Encampment Is Justified When There’s a Genocide

Mainstream reporting and elected officials—from New York City Mayor Eric Adams to President Joe Biden—have described student encampments as violent, aggressive, and anti-Semitic spaces. Students at the encampments said the exact opposite. 

“This place is one of the safest places I’ve ever been in—the sense of belonging and community is amazing,” said Seelawi. “It’s something I’ve never experienced before. Honestly I have been feeling the most unsafe around the NYPD.”

A few days prior, campus security had attempted to dismantle the camp, but faculty and Orthodox Jewish supporters created a physical barricade between security and the students and chanted, “To get through our students, you have to get through us.” They were able to fend off campus security for a few days before the university administration called in the NYPD to violently clear the encampment.
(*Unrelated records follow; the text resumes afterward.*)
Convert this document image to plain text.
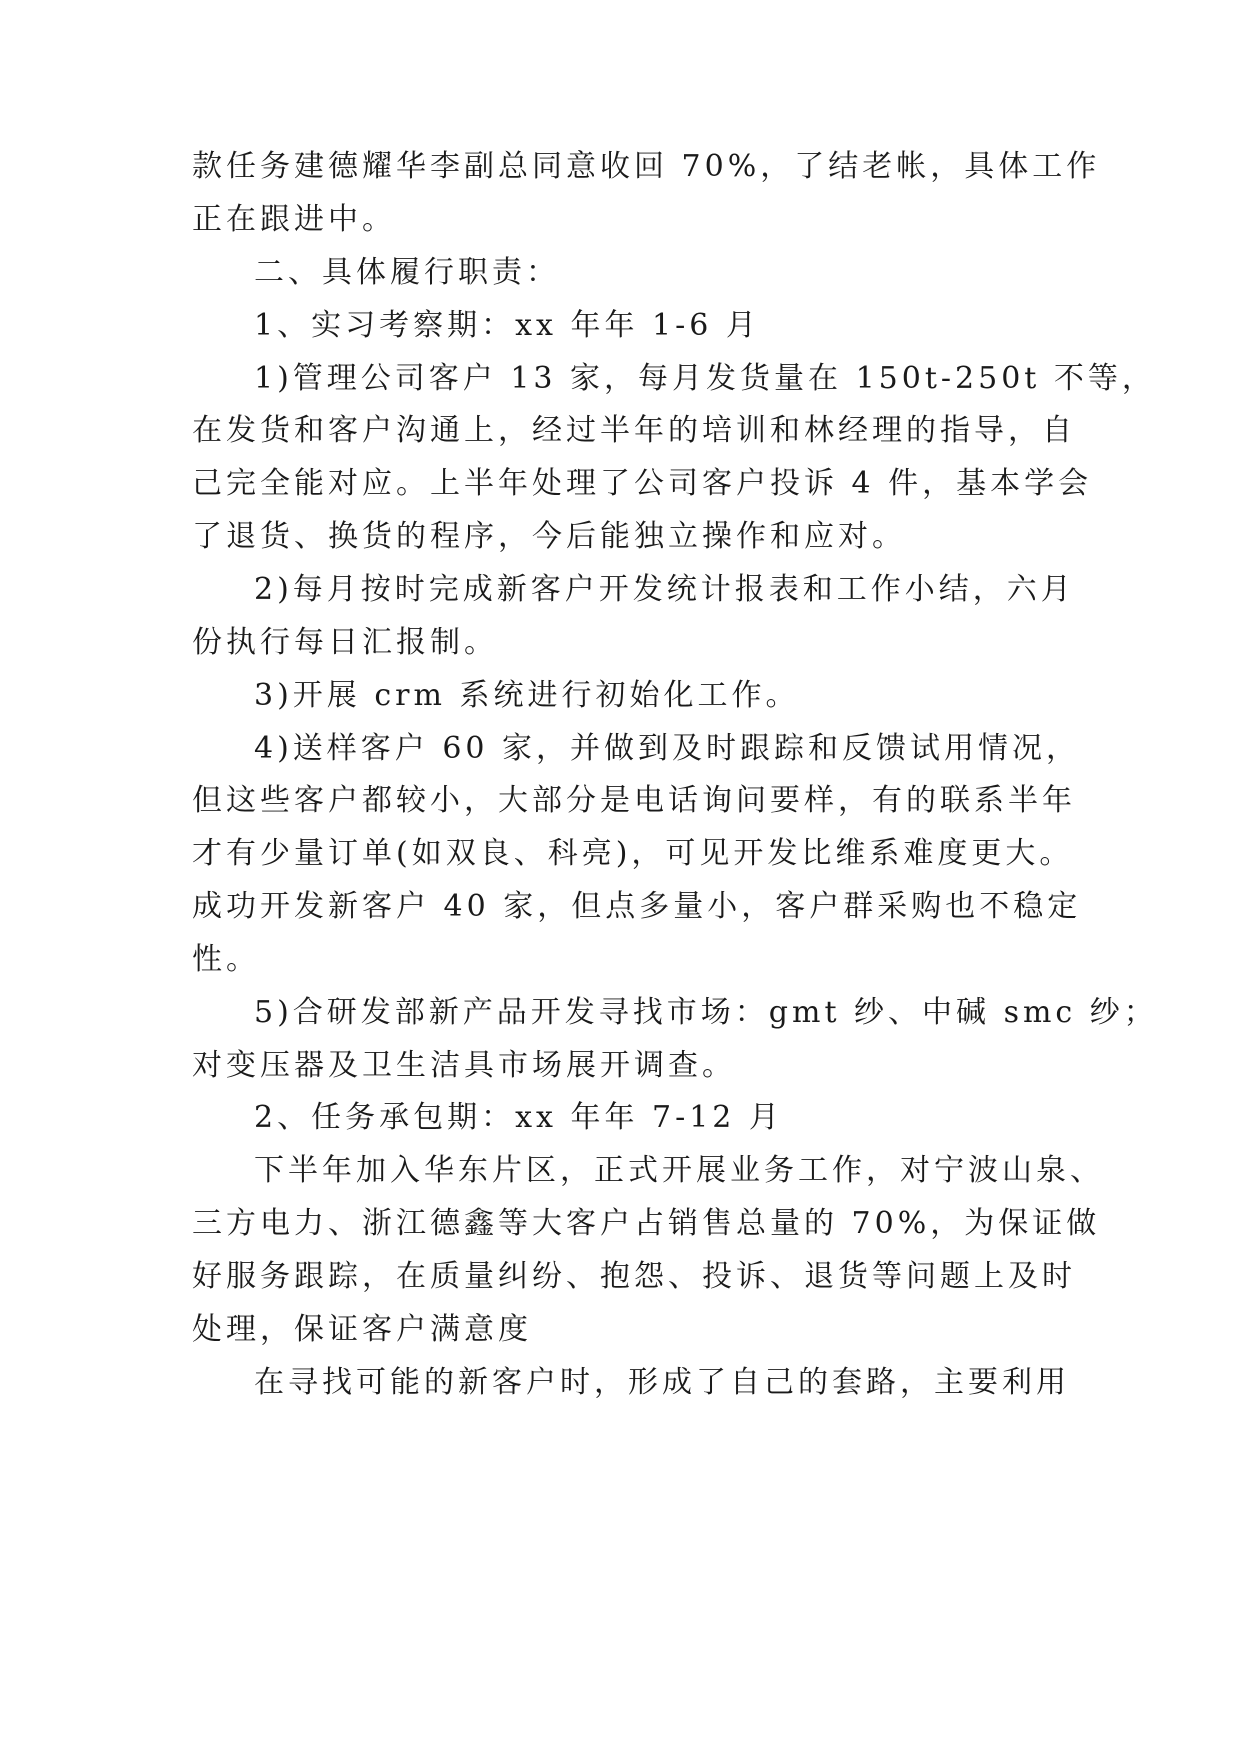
款任务建德耀华李副总同意收回 70%，了结老帐，具体工作
正在跟进中。
二、具体履行职责：
1、实习考察期：xx 年年 1-6 月
1)管理公司客户 13 家，每月发货量在 150t-250t 不等，
在发货和客户沟通上，经过半年的培训和林经理的指导，自
己完全能对应。上半年处理了公司客户投诉 4 件，基本学会
了退货、换货的程序，今后能独立操作和应对。
2)每月按时完成新客户开发统计报表和工作小结，六月
份执行每日汇报制。
3)开展 crm 系统进行初始化工作。
4)送样客户 60 家，并做到及时跟踪和反馈试用情况，
但这些客户都较小，大部分是电话询问要样，有的联系半年
才有少量订单(如双良、科亮)，可见开发比维系难度更大。
成功开发新客户 40 家，但点多量小，客户群采购也不稳定
性。
5)合研发部新产品开发寻找市场：gmt 纱、中碱 smc 纱；
对变压器及卫生洁具市场展开调查。
2、任务承包期：xx 年年 7-12 月
下半年加入华东片区，正式开展业务工作，对宁波山泉、
三方电力、浙江德鑫等大客户占销售总量的 70%，为保证做
好服务跟踪，在质量纠纷、抱怨、投诉、退货等问题上及时
处理，保证客户满意度
在寻找可能的新客户时，形成了自己的套路，主要利用
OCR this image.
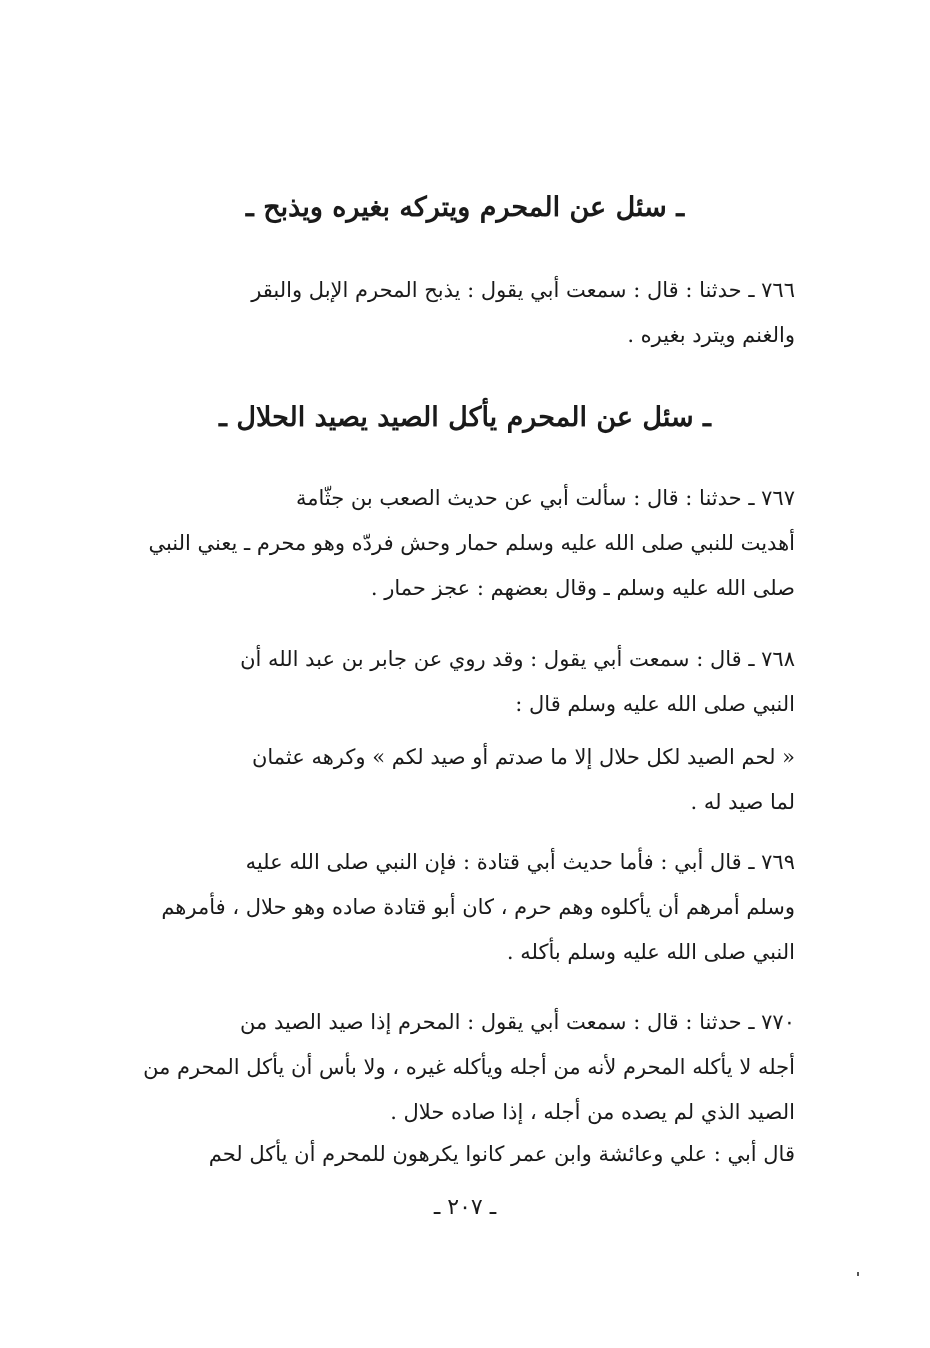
ـ سئل عن المحرم ويتركه بغيره ويذبح ـ
٧٦٦ ـ حدثنا : قال : سمعت أبي يقول : يذبح المحرم الإبل والبقر
والغنم ويترد بغيره .
ـ سئل عن المحرم يأكل الصيد يصيد الحلال ـ
٧٦٧ ـ حدثنا : قال : سألت أبي عن حديث الصعب بن جثّامة
أهديت للنبي صلى الله عليه وسلم حمار وحش فردّه وهو محرم ـ يعني النبي
صلى الله عليه وسلم ـ وقال بعضهم : عجز حمار .
٧٦٨ ـ قال : سمعت أبي يقول : وقد روي عن جابر بن عبد الله أن
النبي صلى الله عليه وسلم قال :
« لحم الصيد لكل حلال إلا ما صدتم أو صيد لكم » وكرهه عثمان
لما صيد له .
٧٦٩ ـ قال أبي : فأما حديث أبي قتادة : فإن النبي صلى الله عليه
وسلم أمرهم أن يأكلوه وهم حرم ، كان أبو قتادة صاده وهو حلال ، فأمرهم
النبي صلى الله عليه وسلم بأكله .
٧٧٠ ـ حدثنا : قال : سمعت أبي يقول : المحرم إذا صيد الصيد من
أجله لا يأكله المحرم لأنه من أجله ويأكله غيره ، ولا بأس أن يأكل المحرم من
الصيد الذي لم يصده من أجله ، إذا صاده حلال .
قال أبي : علي وعائشة وابن عمر كانوا يكرهون للمحرم أن يأكل لحم
ـ ٢٠٧ ـ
Student movements have played a vital role in transforming society since the anti-Vietnam war protests in the 1960s. In a 1989 address to students at the University of Chicago, revolutionary icon Kwame Ture reflected on the lessons from the social movements of the 1960s. He said, “Students once having rejected a society, bringing together their ideas and their energies and their strengths to work against these values connected with the masses, always give us revolution.” Ture defined revolution as “overturning the values of a given society.”
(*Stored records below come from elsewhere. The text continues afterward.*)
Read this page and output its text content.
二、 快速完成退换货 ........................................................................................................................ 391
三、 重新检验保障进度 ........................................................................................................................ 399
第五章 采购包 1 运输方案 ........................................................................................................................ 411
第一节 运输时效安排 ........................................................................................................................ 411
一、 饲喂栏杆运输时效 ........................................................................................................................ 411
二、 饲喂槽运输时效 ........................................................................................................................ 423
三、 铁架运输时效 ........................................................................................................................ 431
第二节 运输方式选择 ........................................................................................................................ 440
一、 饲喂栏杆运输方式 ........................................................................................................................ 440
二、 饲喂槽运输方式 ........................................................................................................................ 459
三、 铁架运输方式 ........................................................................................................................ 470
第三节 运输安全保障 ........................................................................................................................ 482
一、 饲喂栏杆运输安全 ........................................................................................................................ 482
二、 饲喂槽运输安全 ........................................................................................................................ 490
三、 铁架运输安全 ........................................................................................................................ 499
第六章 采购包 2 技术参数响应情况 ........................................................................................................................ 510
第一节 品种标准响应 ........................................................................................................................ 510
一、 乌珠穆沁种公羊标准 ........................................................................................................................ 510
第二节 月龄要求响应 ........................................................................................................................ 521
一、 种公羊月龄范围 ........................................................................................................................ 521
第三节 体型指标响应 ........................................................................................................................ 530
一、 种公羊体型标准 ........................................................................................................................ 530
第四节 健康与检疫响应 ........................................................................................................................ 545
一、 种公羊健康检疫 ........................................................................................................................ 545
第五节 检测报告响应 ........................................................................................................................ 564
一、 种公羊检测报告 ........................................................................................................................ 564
The worldwide suppression of student organizing aims to prevent this revolution and further cement existing values rooted in preserving imperialist foreign policy and the profits of arms companies at the expense of Palestinian life and liberation. Suppressing student activism serves as a deterrent to make it too difficult to organize everyday people and build mass movements for societal transformation.

Hijaz emphasized the need for the continuity of the student movement in a panel at the People’s Conference for Palestine. “The student movement at Birzeit has come to realize over the past three years that any form of surrender, breakdown, retreat or fear in the face of oppression and occupation leads to dire consequences.” Hijaz delivered this message as she wore a shirt commemorating Aysar Safi, a symbol of the student movement who was shot by Israeli forces on the anniversary of Nakba Day on May 15, 2024, and bled to death as the IOF prevented medical teams from reaching him.  
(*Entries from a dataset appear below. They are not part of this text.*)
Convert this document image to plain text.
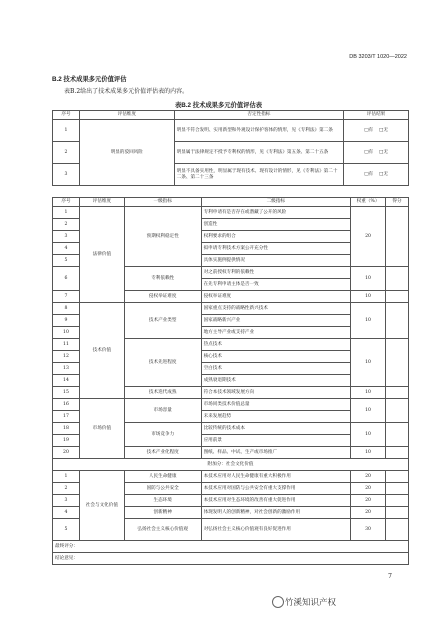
DB 3203/T 1020—2022
B.2 技术成果多元价值评估
表B.2给出了技术成果多元价值评估表的内容。
表B.2 技术成果多元价值评估表
序号	评估维度	否定性指标	评估结果
1	明显的驳回风险	明显不符合发明、实用新型和外观设计保护客体的情形，见《专利法》第二条	□有 □无
2		明显属于法律规定不授予专利权的情形，见《专利法》第五条、第二十五条	□有 □无
3		明显不具备实用性，明显属于现有技术、现有设计的情形，见《专利法》第二十二条、第二十三条	□有 □无
序号	评估维度	一级指标	二级指标	权重（%）	得分
1	法律价值	预期权利稳定性	专利申请有是否存在或潜藏了公开的风险	20	
2			创造性		
3			权利要求的组合		
4			拟申请专利技术方案公开充分性		
5			具体实施例提供情况		
6		专利依赖性	对之前授权专利的依赖性	10	
			在先专利申请主体是否一致		
7		侵权举证难度	侵权举证难度	10	
8	技术价值	技术产业类型	国家重点支持的战略性新兴技术	10	
9			国家战略新兴产业		
10			地方主导产业或支持产业		
11		技术先进程度	热点技术	10	
12			核心技术		
13			空白技术		
14			成熟衰退期技术		
15		技术迭代成熟	符合本技术领域发展方向	10	
16	市场价值	市场容量	市场同类技术价值总量	10	
17			未来发展趋势		
18		市场竞争力	比较传统的技术成本	10	
19			应用前景		
20		技术产业化程度	图纸、样品、中试、生产或市场推广	10	
附加分：社会文化价值					
1	社会与文化价值	人民生命健康	本技术应用对人民生命健康有重大积极作用	20	
2		国防与公共安全	本技术应用对国防与公共安全有重大支撑作用	20	
3		生态环境	本技术应用对生态环境的改善有重大促进作用	20	
4		创新精神	体现发明人的创新精神，对社会创新的激励作用	20	
5		弘扬社会主义核心价值观	对弘扬社会主义核心价值观有良好促进作用	30	
最终评分：					
结论意见：					
7
竹溪知识产权
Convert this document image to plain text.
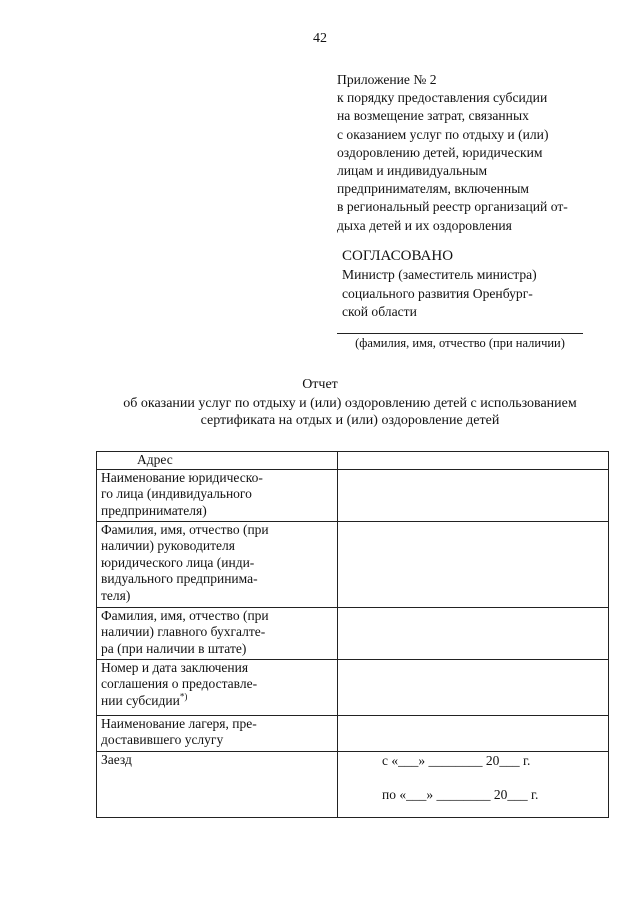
42
Приложение № 2
к порядку предоставления субсидии
на возмещение затрат, связанных
с оказанием услуг по отдыху и (или)
оздоровлению детей, юридическим
лицам и индивидуальным
предпринимателям, включенным
в региональный реестр организаций от-
дыха детей и их оздоровления
СОГЛАСОВАНО
Министр (заместитель министра)
социального развития Оренбург-
ской области
(фамилия, имя, отчество (при наличии)
Отчет
об оказании услуг по отдыху и (или) оздоровлению детей с использованием
сертификата на отдых и (или) оздоровление детей
Адрес	

Наименование юридическо-
го лица (индивидуального
предпринимателя)	

Фамилия, имя, отчество (при
наличии) руководителя
юридического лица (инди-
видуального предпринима-
теля)	

Фамилия, имя, отчество (при
наличии) главного бухгалте-
ра (при наличии в штате)	

Номер и дата заключения
соглашения о предоставле-
нии субсидии*)

Наименование лагеря, пре-
доставившего услугу	

Заезд	с «___» ________ 20___ г.
по «___» ________ 20___ г.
For Hijaz, the path forward for students and all those who stand for justice is clear: “Either we fight the battle together as united free people or we are slaughtered individually under the fangs of the oppressive system of tyranny and injustice.”

Across the world, students are putting values into action and demonstrating the potential for an abolitionist future in which safety stems from meeting people’s material needs with food, housing, health care, and schools with state-of-the-art infrastructure instead of mold and crumbling buildings. This future is possible only through divestment from a capitalist economy that profits from genocide, apartheid, surveillance, and climate destruction while celebrating competition, conflict, privatization and hyper-individualism.

Just Transition provides a framework for this shift, according to the Grassroots Global Justice Alliance, a coalition of more than sixty U.S.-based grassroots organizing groups made up of working and poor people and communities of color. They describe Just Transition as a framework to understand the shift to an economy rooted in the well-being of humans and ecosystems. It is a “profound transformation of our society. … It would rely on socio-economic systems and practices that emphasize solidarity, co-operation, commoning, sharing and caring.”

The Student Intifada offers a glimpse of a Just Transition, a new system focused on people’s well-being and the regeneration of ecosystems.